My question is, when I calculate the exponential growth from quarter to quarter, should I annualize this number or should I keep it as is.
For example, let's say I have the following data:
Date Profit Growth Annualized Growth Rate
01/01/2005 100.00
04/01/2005 101.50 1.50% 6.08%
07/01/2005 103.02 1.50% 6.02%
10/01/2005 104.00 0.95% 3.76%
01/01/2006 106.00 1.92% 7.63%
04/01/2006 107.40 1.32% 5.36%
07/01/2006 109.90 2.33% 9.34%
10/01/2006 110.30 0.36% 1.44%
01/01/2007 112.90 2.36% 9.35%
04/01/2007 114.30 1.24% 5.03%
07/01/2007 116.10 1.57% 6.32%
10/01/2007 117.80 1.46% 5.81%
01/01/2008 119.50 1.44% 5.73%
04/01/2008 121.30 1.51% 6.04%
07/01/2008 123.90 2.14% 8.60%
10/01/2008 125.00 0.89% 3.52%
01/01/2009 126.40 1.12% 4.44%
04/01/2009 128.80 1.90% 7.70%
07/01/2009 130.10 1.01% 4.05%
10/01/2009 132.00 1.46% 5.79%
01/01/2010 134.90 2.20% 8.72%
04/01/2010 136.20 0.96% 3.91%
07/01/2010 138.50 1.69% 6.77%
10/01/2010 140.20 1.23% 4.87%
01/01/2011 142.90 1.93% 7.64%
04/01/2011 145.10 1.54% 6.24%
07/01/2011 147.80 1.86% 7.46%
10/01/2011 149.40 1.08% 4.29%
01/01/2012 151.50 1.41% 5.58%
04/01/2012 154.00 1.65% 6.62%
07/01/2012 159.00 3.25% 13.02%
10/01/2012 158.20 -0.50% -2.00%
01/01/2013 162.00 2.40% 9.53%
04/01/2013 163.45 0.90% 3.63%
07/01/2013 165.00 0.95% 3.80%
10/01/2013 168.50 2.12% 8.42%
01/01/2014 170.30 1.07% 4.24%
04/01/2014 174.30 2.35% 9.53%
07/01/2014 175.00 0.40% 1.61%
10/01/2014 178.00 1.71% 6.80%
01/01/2015 181.50 1.97% 7.80%
04/01/2015 185.00 1.93% 7.82%
I want to take this data and say based on this, I project that the Profit in 4/1/2025 will be X.
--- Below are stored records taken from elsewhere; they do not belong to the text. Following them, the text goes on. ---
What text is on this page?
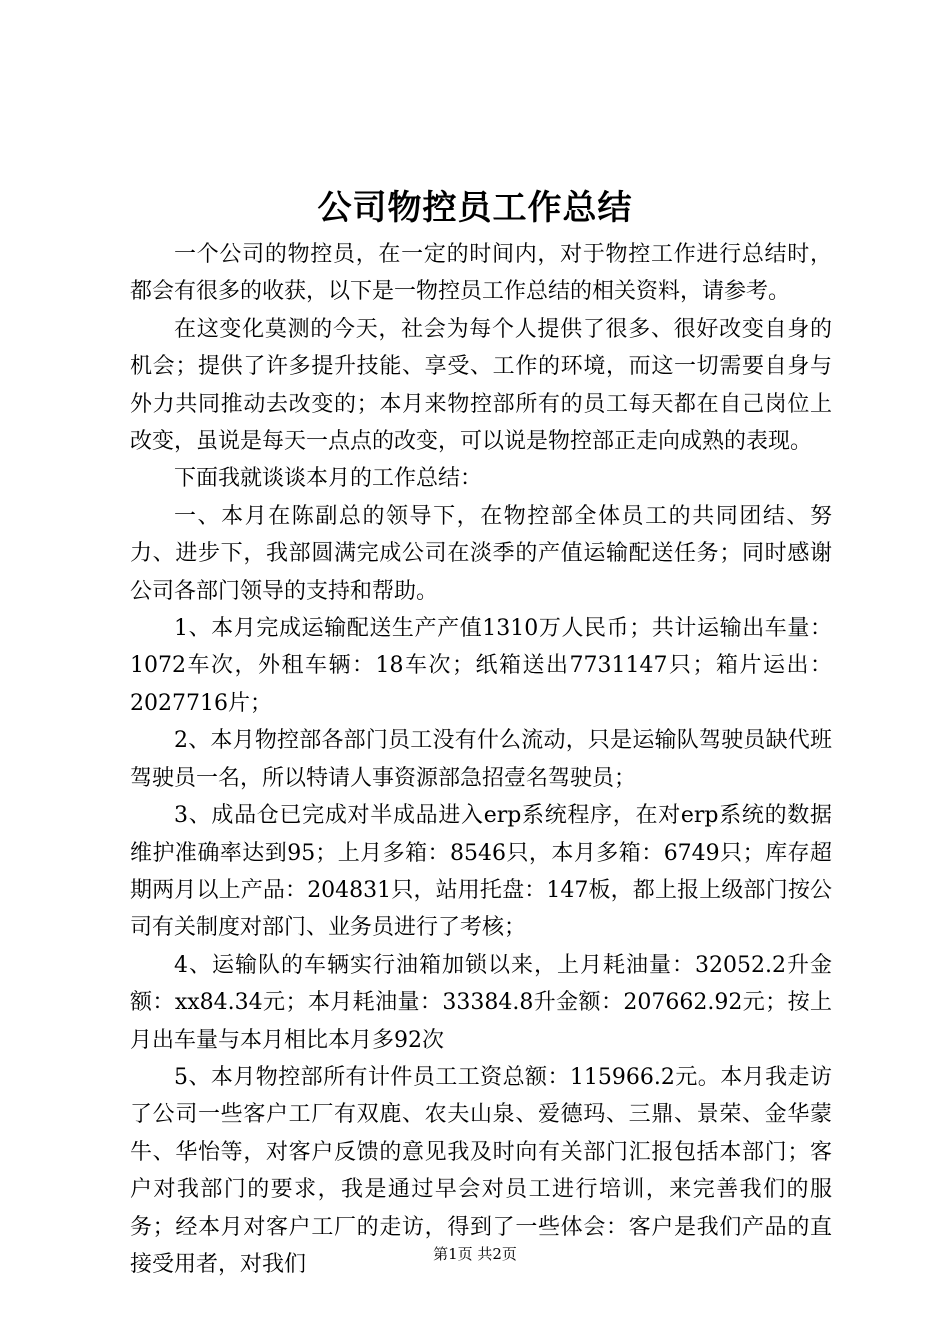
公司物控员工作总结

一个公司的物控员，在一定的时间内，对于物控工作进行总结时，都会有很多的收获，以下是一物控员工作总结的相关资料，请参考。

在这变化莫测的今天，社会为每个人提供了很多、很好改变自身的机会；提供了许多提升技能、享受、工作的环境，而这一切需要自身与外力共同推动去改变的；本月来物控部所有的员工每天都在自己岗位上改变，虽说是每天一点点的改变，可以说是物控部正走向成熟的表现。

下面我就谈谈本月的工作总结：

一、本月在陈副总的领导下，在物控部全体员工的共同团结、努力、进步下，我部圆满完成公司在淡季的产值运输配送任务；同时感谢公司各部门领导的支持和帮助。

1、本月完成运输配送生产产值1310万人民币；共计运输出车量：1072车次，外租车辆：18车次；纸箱送出7731147只；箱片运出：2027716片；

2、本月物控部各部门员工没有什么流动，只是运输队驾驶员缺代班驾驶员一名，所以特请人事资源部急招壹名驾驶员；

3、成品仓已完成对半成品进入erp系统程序，在对erp系统的数据维护准确率达到95；上月多箱：8546只，本月多箱：6749只；库存超期两月以上产品：204831只，站用托盘：147板，都上报上级部门按公司有关制度对部门、业务员进行了考核；

4、运输队的车辆实行油箱加锁以来，上月耗油量：32052.2升金额：xx84.34元；本月耗油量：33384.8升金额：207662.92元；按上月出车量与本月相比本月多92次

5、本月物控部所有计件员工工资总额：115966.2元。本月我走访了公司一些客户工厂有双鹿、农夫山泉、爱德玛、三鼎、景荣、金华蒙牛、华怡等，对客户反馈的意见我及时向有关部门汇报包括本部门；客户对我部门的要求，我是通过早会对员工进行培训，来完善我们的服务；经本月对客户工厂的走访，得到了一些体会：客户是我们产品的直接受用者，对我们	第1页 共2页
What would be the best approach to do this?
My thinking is to use either the Growth or the Annualized Growth Rate (not sure which), do a linear regression on that. Then using that linear regression I could forecast that for quarter X the growth rate will be Y so therefore the profit should be Z. Then for quarter X+1 the growth rate will be Y+1 so therefore the profit should be Z+1. (not literally plus 1 but you get the point).
Am I on the right track?
Best Answer
This seems to be a lot simpler than you are imagining. You have quarterly data (please note, in an international forum, that presenting dates as month/day/year is not a universal default). You can fit an exponential directly in various ways, including as a generalized linear model with log link.
Here are some sample Stata results. Any good software should allow something similar if not identical. A quirk here is that for Stata quarterly dates are defined by an origin 1960q1 = 0, but this affects only the intercept below. An equation would be in those terms, with some rounding, exp(1.918 + 0.0149 quarter).
The key qualification here is whether you want to apply exponential smoothing instead. Otherwise the small print is that standard errors are very small, yet different assumptions about error family would change them. Nor does the model fit take any account of error dependence structure in time.
To get a forecast for a future time, plug in the future time to the equation.
In turn, this analysis may go further than is deserved, as these data are too well behaved for me to believe that they are real data. Similarly, the idea that you can get credible forecasts a decade ahead is one of the conventional absurdities in this area, so I leave that there.